FORSYTH COUNTY, Ga. — Southern Company Chief Economist Kenneth Shriver says Forsyth County’s business community is “living in a very different experience than other parts of the country.”

Kenneth Shriver


Speaking during a Feb. 9 online forum sponsored by the Forsyth County Chamber and the Lanier-Forsyth Rotary Club, Shriver said the current downturn has placed “extraordinary” and “unprecedented” strain on the economy. However, the local outlook for the next year is optimistic, he said.

Shriver outlined his views on the economic recovery ahead for the country, the state and the county as the pandemic continues to stifle growth.

“Basically, we expect economic recovery later this year,” Shriver said. “We’ve got to get past the first quarter, and then we’ll start thinking about what we are watching and what might change next.”

Shriver said Forsyth County is an outlier in that it is likely to see employment grow from 2019 levels through 2021. And though the county’s unemployment rate shot up in the beginning stages of the pandemic, the county has recovered faster than other portions of the country.

Office space a consideration

Nearly a year after state and local governments began responding to the virus, many people are still working remotely. Shriver said many businesses now see how working from home operates, and it will likely have an impact on office demand.

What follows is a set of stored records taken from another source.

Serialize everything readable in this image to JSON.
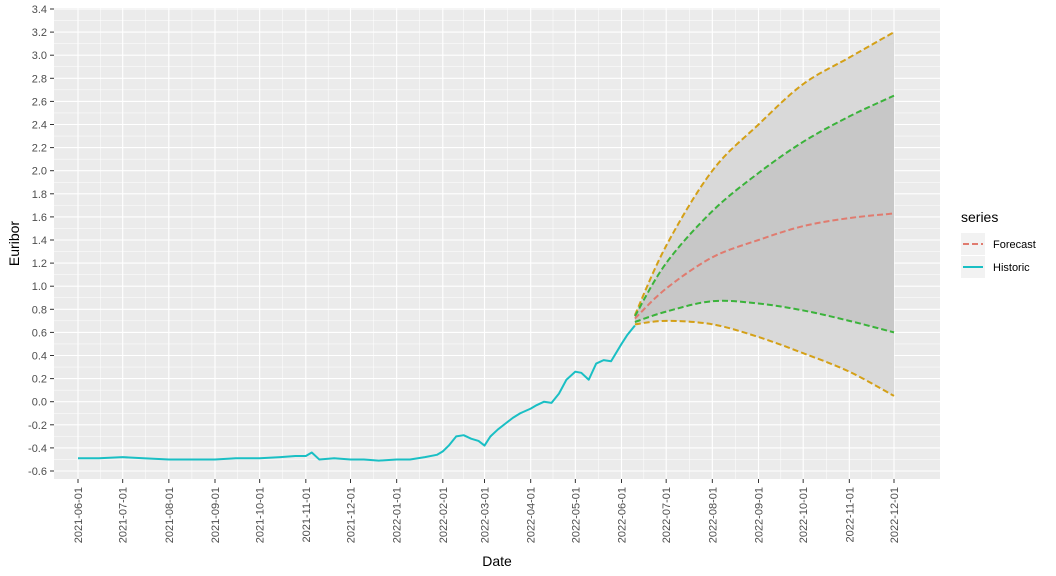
{
  "chart_data": {
    "type": "line",
    "title": "",
    "xlabel": "Date",
    "ylabel": "Euribor",
    "ylim": [
      -0.6,
      3.4
    ],
    "yticks": [
      "-0.6",
      "-0.4",
      "-0.2",
      "0.0",
      "0.2",
      "0.4",
      "0.6",
      "0.8",
      "1.0",
      "1.2",
      "1.4",
      "1.6",
      "1.8",
      "2.0",
      "2.2",
      "2.4",
      "2.6",
      "2.8",
      "3.0",
      "3.2",
      "3.4"
    ],
    "xticks": [
      "2021-06-01",
      "2021-07-01",
      "2021-08-01",
      "2021-09-01",
      "2021-10-01",
      "2021-11-01",
      "2021-12-01",
      "2022-01-01",
      "2022-02-01",
      "2022-03-01",
      "2022-04-01",
      "2022-05-01",
      "2022-06-01",
      "2022-07-01",
      "2022-08-01",
      "2022-09-01",
      "2022-10-01",
      "2022-11-01",
      "2022-12-01"
    ],
    "legend": {
      "title": "series",
      "position": "right",
      "entries": [
        {
          "label": "Forecast",
          "style": "dashed",
          "color": "#E07B6F"
        },
        {
          "label": "Historic",
          "style": "solid",
          "color": "#1ABFC4"
        }
      ]
    },
    "colors": {
      "panel": "#EBEBEB",
      "grid": "#FFFFFF",
      "historic": "#1ABFC4",
      "forecast": "#E07B6F",
      "outer_band": "#D4A017",
      "inner_band": "#3BB33B",
      "ribbon_outer": "#D9D9D9",
      "ribbon_inner": "#C7C7C7"
    },
    "series": [
      {
        "name": "Historic",
        "x": [
          "2021-06-01",
          "2021-06-15",
          "2021-07-01",
          "2021-07-15",
          "2021-08-01",
          "2021-08-15",
          "2021-09-01",
          "2021-09-15",
          "2021-10-01",
          "2021-10-15",
          "2021-10-25",
          "2021-11-01",
          "2021-11-05",
          "2021-11-10",
          "2021-11-20",
          "2021-12-01",
          "2021-12-10",
          "2021-12-20",
          "2022-01-01",
          "2022-01-10",
          "2022-01-20",
          "2022-01-28",
          "2022-02-01",
          "2022-02-05",
          "2022-02-10",
          "2022-02-15",
          "2022-02-20",
          "2022-02-25",
          "2022-03-01",
          "2022-03-05",
          "2022-03-10",
          "2022-03-15",
          "2022-03-20",
          "2022-03-25",
          "2022-04-01",
          "2022-04-05",
          "2022-04-10",
          "2022-04-15",
          "2022-04-20",
          "2022-04-25",
          "2022-05-01",
          "2022-05-05",
          "2022-05-10",
          "2022-05-15",
          "2022-05-20",
          "2022-05-25",
          "2022-06-01",
          "2022-06-05",
          "2022-06-10"
        ],
        "values": [
          -0.49,
          -0.49,
          -0.48,
          -0.49,
          -0.5,
          -0.5,
          -0.5,
          -0.49,
          -0.49,
          -0.48,
          -0.47,
          -0.47,
          -0.44,
          -0.5,
          -0.49,
          -0.5,
          -0.5,
          -0.51,
          -0.5,
          -0.5,
          -0.48,
          -0.46,
          -0.43,
          -0.38,
          -0.3,
          -0.29,
          -0.32,
          -0.34,
          -0.38,
          -0.3,
          -0.24,
          -0.19,
          -0.14,
          -0.1,
          -0.06,
          -0.03,
          0.0,
          -0.01,
          0.07,
          0.19,
          0.26,
          0.25,
          0.19,
          0.33,
          0.36,
          0.35,
          0.5,
          0.58,
          0.66
        ]
      },
      {
        "name": "Forecast",
        "x": [
          "2022-06-10",
          "2022-07-01",
          "2022-08-01",
          "2022-09-01",
          "2022-10-01",
          "2022-11-01",
          "2022-12-01"
        ],
        "values": [
          0.72,
          0.98,
          1.25,
          1.4,
          1.52,
          1.59,
          1.63
        ]
      },
      {
        "name": "Upper 95",
        "x": [
          "2022-06-10",
          "2022-07-01",
          "2022-08-01",
          "2022-09-01",
          "2022-10-01",
          "2022-11-01",
          "2022-12-01"
        ],
        "values": [
          0.75,
          1.35,
          2.0,
          2.4,
          2.75,
          2.98,
          3.2
        ]
      },
      {
        "name": "Upper 80",
        "x": [
          "2022-06-10",
          "2022-07-01",
          "2022-08-01",
          "2022-09-01",
          "2022-10-01",
          "2022-11-01",
          "2022-12-01"
        ],
        "values": [
          0.74,
          1.2,
          1.65,
          1.98,
          2.25,
          2.47,
          2.65
        ]
      },
      {
        "name": "Lower 80",
        "x": [
          "2022-06-10",
          "2022-07-01",
          "2022-08-01",
          "2022-09-01",
          "2022-10-01",
          "2022-11-01",
          "2022-12-01"
        ],
        "values": [
          0.69,
          0.78,
          0.87,
          0.85,
          0.79,
          0.7,
          0.6
        ]
      },
      {
        "name": "Lower 95",
        "x": [
          "2022-06-10",
          "2022-07-01",
          "2022-08-01",
          "2022-09-01",
          "2022-10-01",
          "2022-11-01",
          "2022-12-01"
        ],
        "values": [
          0.67,
          0.7,
          0.67,
          0.56,
          0.42,
          0.26,
          0.05
        ]
      }
    ]
  }
}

“I think office demand will be muted somewhat, but I still think there is going to be a demand for space,” he said.

While interest has dwindled for some traditional office types, class-A, or top-tier offices are still in high demand, Shriver said. That holds significant weight for Forsyth County, which is actively courting companies and the developers who construct top-grade office buildings.

Recently, Forsyth County Commissioner Todd Levent broached the topic of allowing taller buildings in the county, specifically to attract class-A office space as some companies move away from downtown areas.

With more jobs in the area, the county’s population will continue to increase, and Shriver said any worries about a housing crisis at the outset of the pandemic has not come to fruition. He said Forsyth County has managed home development well, and the market has been “fairly robust” with tight inventory.

What will ‘normal’ bring?

COVID-19 vaccines will be a major component to economic recovery, Shriver said, but when things return to “normal,” questions remain on what the job force will look like. Many jobs can be “turned back on” quickly, but some will need to be recreated.

Shriver said a quick-service restaurant that has shut down its dining room for months might question whether it would be feasible to reopen for indoor dining. If they choose not to, he said, they likely will not need additional workers to man the counters.

Those low-skill workers have been hit hardest by the recession, Shriver said, and a major component to overall economic recovery comes from jobs in the leisure and hospitality industries.

Meanwhile, the debate over increasing the minimum wage for these jobs continues. Shriver said it is important to “look under the hood” in the $15/hour minimum wage proposal. Right now, he said, the percentage of workers receiving minimum wage is near a historic low, and a jump to $12 or $13 an hour would be more in line with previous wage increases.

“The bottom line is, raising the minimum wage actually does lift a whole lot of people out of poverty,” he said. “The question mark is how quick, how fast, how big.”

Another round of stimulus dollars is also on the table. Shriver said additional relief will likely help boost economic recovery in the short term and would help many who are still vulnerable. For those concerned about borrowing from the future, he said stimulus initiatives like this will likely result in tax increases down the road. With that, businesses will be vital in growing the economy effectively to ensure larger amounts of debt can be managed.

Overall, there is optimism about economic recovery, especially at the local level, Shriver said.

“The optimistic thing we’re looking at is, we’ve got a vaccine,” he said. “And we really hope that reinvigorates us as we continue to climb out of this big hole we’re in. It will be a very slow climb out, but we feel good about the rest of the year.”